Lecture 9 on 02/25/2026 - Chernoff Bounds and Hashing with Chaining

Summary of the lecture:

Chernoff bounds for sums of independent Bernoulli random variables
Expectation and concentration (tail bounds intuition)
Applying Chernoff bounds to hashing with chaining
High-probability guarantees on bucket sizes (chain lengths)

Chernoff Bounds: Setup and Motivation

Let $X_1, X_2, \dots, X_n$ be independent Bernoulli random variables, where

X_i = \begin{cases} 1 & \text{with probability } p_i \\ 0 & \text{with probability } 1 - p_i \end{cases}

Define the sum

X = \sum\_{i=1}^{n} X_i.

This represents the number of successes (e.g., heads in $n$ biased coin tosses).

By linearity of expectation,

\mu = \mathbb{E}[X] = \sum*{i=1}^{n}\mathbb{E}[X_i] = \sum*{i=1}^{n} p_i.

The Chernoff bounds apply because the variables $X_1,\dots,X_n$ are independent. Independence is essential for obtaining strong concentration guarantees.

The goal is to bound the probability that $X$ deviates significantly from its expectation $\mu$ (tail probabilities). Chernoff bounds provide exponentially small probabilities for large deviations.

Chernoff Bounds

Upper Tail

For $\delta > 0$ ,

\Pr\bigl[X \ge (1+\delta)\mu\bigr] \le \exp\!\left(-\frac{\delta^2 \mu}{3}\right).

Lower Tail

For $0 < \delta < 1$ ,

\Pr\bigl[X \le (1-\delta)\mu\bigr] \le \exp\!\left(-\frac{\delta^2 \mu}{2}\right).

Interpretation

These inequalities show that $X$ is highly concentrated around its expectation $\mu$ . As $\mu$ grows, the probability of large deviations decreases exponentially.

Intuitively, although each trial is random, averaging many independent trials makes extreme outcomes extremely unlikely.

High Probability

An event occurs with high probability if it happens with probability at least $1 - 1/n$ (or another quantity approaching $1$ as $n$ grows).

Application: Hashing with Chaining

We hash $n$ elements into $m$ buckets using a random hash function, where each element independently lands in any bucket with probability $1/m$ .

Fix a particular bucket.

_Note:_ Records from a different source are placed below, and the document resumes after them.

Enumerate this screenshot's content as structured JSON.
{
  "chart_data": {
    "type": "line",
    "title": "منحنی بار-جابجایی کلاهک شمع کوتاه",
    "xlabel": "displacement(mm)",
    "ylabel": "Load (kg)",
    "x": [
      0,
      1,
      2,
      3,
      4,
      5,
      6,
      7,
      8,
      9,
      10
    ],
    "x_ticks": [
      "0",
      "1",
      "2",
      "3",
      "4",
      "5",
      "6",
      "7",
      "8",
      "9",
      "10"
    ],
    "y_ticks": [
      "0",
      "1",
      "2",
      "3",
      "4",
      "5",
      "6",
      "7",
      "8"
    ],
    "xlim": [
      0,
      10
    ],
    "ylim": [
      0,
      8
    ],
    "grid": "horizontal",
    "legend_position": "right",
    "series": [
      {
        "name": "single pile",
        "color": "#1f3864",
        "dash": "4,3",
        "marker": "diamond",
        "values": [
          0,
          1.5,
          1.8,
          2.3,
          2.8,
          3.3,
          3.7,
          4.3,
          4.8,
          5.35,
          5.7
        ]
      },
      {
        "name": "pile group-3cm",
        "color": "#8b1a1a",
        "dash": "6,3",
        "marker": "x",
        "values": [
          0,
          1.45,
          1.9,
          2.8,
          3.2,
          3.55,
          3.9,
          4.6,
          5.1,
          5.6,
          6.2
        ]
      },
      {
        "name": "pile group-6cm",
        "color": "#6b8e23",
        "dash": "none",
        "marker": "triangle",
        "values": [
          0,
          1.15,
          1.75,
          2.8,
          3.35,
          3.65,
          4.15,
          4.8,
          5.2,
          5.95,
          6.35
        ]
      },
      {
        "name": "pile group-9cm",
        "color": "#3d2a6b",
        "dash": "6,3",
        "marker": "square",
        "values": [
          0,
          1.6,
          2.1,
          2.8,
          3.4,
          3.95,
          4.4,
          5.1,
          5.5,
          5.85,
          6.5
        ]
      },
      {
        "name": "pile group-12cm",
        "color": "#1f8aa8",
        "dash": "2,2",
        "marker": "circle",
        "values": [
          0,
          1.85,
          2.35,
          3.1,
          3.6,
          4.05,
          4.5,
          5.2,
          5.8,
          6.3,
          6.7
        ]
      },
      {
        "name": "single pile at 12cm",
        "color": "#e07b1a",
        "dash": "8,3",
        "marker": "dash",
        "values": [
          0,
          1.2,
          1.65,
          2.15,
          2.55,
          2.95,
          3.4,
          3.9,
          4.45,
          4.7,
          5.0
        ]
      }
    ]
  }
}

For each element $i$ , define

X_i = \begin{cases} 1 & \text{if element $i$ hashes to the bucket} \\ 0 & \text{otherwise}. \end{cases}

Then the bucket size is

X = \sum\_{i=1}^{n} X_i.

Since $\Pr[X_i = 1] = 1/m$ , we obtain

\mu = \mathbb{E}[X] = \frac{n}{m}.

The quantity $\frac{n}{m}$ is called the load factor (expected chain length).

Because the bucket size is a sum of independent Bernoulli indicator variables, Chernoff bounds can be applied directly to analyze load balance.

Bounding Long Chains

Using the upper-tail Chernoff bound,

\Pr\bigl[X \ge (1+\delta)\mu\bigr] \le \exp\!\left(-\frac{\delta^2 \mu}{3}\right).

Thus, the probability that a bucket becomes much larger than its expected size decreases exponentially in $\mu$ .

From One Bucket to All Buckets (Union Bound)

The Chernoff bound controls the size of a fixed bucket. To guarantee that no bucket becomes too large, we apply a union bound over all $m$ buckets.

This shows that with high probability, every bucket size remains close to its expectation.

Maximum Chain Length

A classical result states that when $n$ elements are hashed into $n$ buckets, the maximum bucket size is

O\!\left(\frac{\log n}{\log\log n}\right) \quad \text{with high probability}.

This implies that hashing with chaining supports operations in nearly constant time with high probability.

Consequences

With high probability:

Bucket sizes remain close to the expected load $\frac{n}{m}$
Very long chains are unlikely
Hash table operations (search, insert, delete) remain efficient

Conclusion

Chernoff bounds are a central tool in analyzing randomized algorithms and data structures. They show strong concentration for sums of independent random variables and provide high-probability guarantees, such as bounding chain lengths in hashing with chaining.

Intuition

Randomized algorithms often achieve near-deterministic performance: undesirable outcomes occur only with exponentially small probability.